Workplace ergonomics refers to the practice of designing a workspace to reduce team members’ fatigue and limit the potential for workplace injury. In many modern workplaces, workers spend hours completing forceful and/or repetitive tasks that can lead to musculoskeletal strain or injury, especially if those tasks aren’t supported by proper ergonomic design. These injuries can rack up costs in the form of absenteeism, reduced morale, workers’ compensation payouts, and reduced productivity overall. In contrast, designing for ergonomics in the workplace can minimize strain on workers’ bodies, thereby reducing costs and improving employees’ workplace comfort, morale, and productivity.
Some of the most common musculoskeletal disorders (MSDs) in American workplaces include carpal tunnel syndrome, tendinitis, muscle strains, low back injuries, rotator cuff injuries, trigger finger, and epicondylitis (which affects the elbow).
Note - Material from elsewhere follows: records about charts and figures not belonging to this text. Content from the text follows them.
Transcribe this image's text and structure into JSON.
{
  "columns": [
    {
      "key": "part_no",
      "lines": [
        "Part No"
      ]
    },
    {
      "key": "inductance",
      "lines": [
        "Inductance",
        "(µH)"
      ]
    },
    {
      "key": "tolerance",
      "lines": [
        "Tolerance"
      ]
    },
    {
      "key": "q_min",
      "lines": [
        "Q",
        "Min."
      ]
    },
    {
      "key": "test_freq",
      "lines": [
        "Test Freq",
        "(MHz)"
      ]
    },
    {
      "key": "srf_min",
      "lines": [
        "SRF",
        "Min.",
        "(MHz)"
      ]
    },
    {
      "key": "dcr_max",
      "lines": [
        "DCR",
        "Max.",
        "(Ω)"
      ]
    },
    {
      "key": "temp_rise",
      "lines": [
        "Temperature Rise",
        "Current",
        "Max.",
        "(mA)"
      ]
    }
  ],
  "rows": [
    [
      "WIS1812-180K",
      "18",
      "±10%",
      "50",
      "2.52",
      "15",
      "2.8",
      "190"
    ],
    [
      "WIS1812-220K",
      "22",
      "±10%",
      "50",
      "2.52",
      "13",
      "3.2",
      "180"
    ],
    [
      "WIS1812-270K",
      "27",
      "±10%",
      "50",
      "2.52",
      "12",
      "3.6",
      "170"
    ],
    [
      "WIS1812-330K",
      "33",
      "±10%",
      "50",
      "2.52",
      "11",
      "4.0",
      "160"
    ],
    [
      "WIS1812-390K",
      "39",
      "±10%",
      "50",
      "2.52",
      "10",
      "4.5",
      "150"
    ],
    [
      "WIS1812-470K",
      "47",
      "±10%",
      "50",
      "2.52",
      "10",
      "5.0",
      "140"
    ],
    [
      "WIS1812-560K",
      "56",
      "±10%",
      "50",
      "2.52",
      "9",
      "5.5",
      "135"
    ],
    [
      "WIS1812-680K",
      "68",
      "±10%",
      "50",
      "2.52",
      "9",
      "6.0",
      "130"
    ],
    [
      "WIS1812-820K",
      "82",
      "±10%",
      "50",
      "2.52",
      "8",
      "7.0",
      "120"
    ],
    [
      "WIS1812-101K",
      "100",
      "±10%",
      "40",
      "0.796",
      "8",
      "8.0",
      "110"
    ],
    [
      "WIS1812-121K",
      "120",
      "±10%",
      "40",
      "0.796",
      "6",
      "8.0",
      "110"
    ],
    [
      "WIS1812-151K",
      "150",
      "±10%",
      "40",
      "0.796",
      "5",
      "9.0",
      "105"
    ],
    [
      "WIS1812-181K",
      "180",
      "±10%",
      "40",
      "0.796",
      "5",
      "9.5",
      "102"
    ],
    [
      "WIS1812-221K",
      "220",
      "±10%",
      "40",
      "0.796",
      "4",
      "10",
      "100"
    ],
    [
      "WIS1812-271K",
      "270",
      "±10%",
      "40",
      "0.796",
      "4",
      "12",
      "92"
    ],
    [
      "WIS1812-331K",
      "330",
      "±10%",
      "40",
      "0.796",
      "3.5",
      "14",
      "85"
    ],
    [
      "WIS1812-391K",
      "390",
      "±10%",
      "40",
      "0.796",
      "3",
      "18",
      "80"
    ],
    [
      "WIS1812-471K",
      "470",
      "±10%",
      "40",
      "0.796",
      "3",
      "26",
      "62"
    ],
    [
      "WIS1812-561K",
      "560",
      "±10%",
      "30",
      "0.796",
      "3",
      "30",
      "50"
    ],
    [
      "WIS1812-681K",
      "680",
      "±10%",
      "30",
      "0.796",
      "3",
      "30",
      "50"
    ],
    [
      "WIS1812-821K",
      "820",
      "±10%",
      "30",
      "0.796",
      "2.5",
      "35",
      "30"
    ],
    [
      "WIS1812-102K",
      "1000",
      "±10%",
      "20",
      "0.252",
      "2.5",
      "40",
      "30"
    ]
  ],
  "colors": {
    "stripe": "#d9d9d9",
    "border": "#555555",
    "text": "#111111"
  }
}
Certain occupations—including nurses, firefighters, stock and material movers, janitors and cleaners, truck drivers, bus drivers, and production workers—are especially prone to MSDs, but MSDs can affect any worker in any workplace.
That’s bad news, because research from the Occupational Safety and Health Administration (OSHA) suggests MSDs are one of the most common causes of lost or restricted work time. In 2013, MSDs were responsible for a whopping 33 percent of all worker injury and illness cases in the U.S.
Bottom line? Paying attention to ergonomics in the workplace is important for any team that wants to remain healthy, happy, and productive. Here’s how to improve your workplace ergonomics for a more effective team.
How to Avoid Workplace Injuries (and Increase Productivity in the Process)
Responding appropriately and professionally to workplace injuries is important, but it’s even more impactful to prevent these injuries in the first place. That’s where these ergonomic workplace tips come in.
Provide team members with adjustable office equipment
Because everybody (and every body) is different, no two people fit into a workspace in exactly the same way. For this reason, it’s important to provide team members with customizable equipment that can be tailored to their respective needs. (This is especially important when it comes to facilitating proper posture.)
Encourage proper posture at computer workstations
Desk workers should adjust their chairs so their hands, wrists, and forearms are straight and parallel to the floor. They should be able to position their computers so they can gaze directly at their computer screens without tilting their necks down or to the side. Additionally, workers’ thighs should be parallel to the floor with the knees bent at close to a 90-degree angle and the feet resting flat on the floor.
Invest in ergonomic workplace accessories
Take steps to reduce eye strain
Eye strain is another common complaint among office workers. Try these steps to combat it.
- Reduce glare by ensuring bright lights don’t shine directly on computer monitors. If that’s not possible, consider installing a glare filter on the monitor.
- Make sure monitors are approximately an arm’s length away. Working any closer to a monitor can exacerbate eye strain.
- Opt for light screen backgrounds over darker ones, as they tend to be easier to read.
- Encourage team members to look away from their screens at least every 20 minutes. To give the eyes a break, focus on an object that is at least 20 feet away for approximately 20 seconds.
Encourage team members to take breaks
Performing a task over and over again without taking a break can strain muscles and joints, which is why taking breaks is so important. Encourage team members to take breaks by looking away from computer screens at least every 20 minutes and standing up, stretching, and/or moving about after sitting for approximately an hour. It’s important to build this into the company culture so team members feel comfortable stepping away from their work throughout the day.
Train team members on the importance of workplace ergonomics
Equipment upgrades can improve workplace ergonomics, but the most meaningful impact comes from team members taking it upon themselves to create customized, healthy workspaces. For this reason, it’s important to teach employees about workplace ergonomics so they can apply these principles for their own benefit.
In addition to providing training for team members, it’s important to develop protocols for reporting and addressing ergonomics issues. That way, you make it clear that the company values ergonomics and empower team members to pursue solutions that will help them work more comfortably, happily, and productively.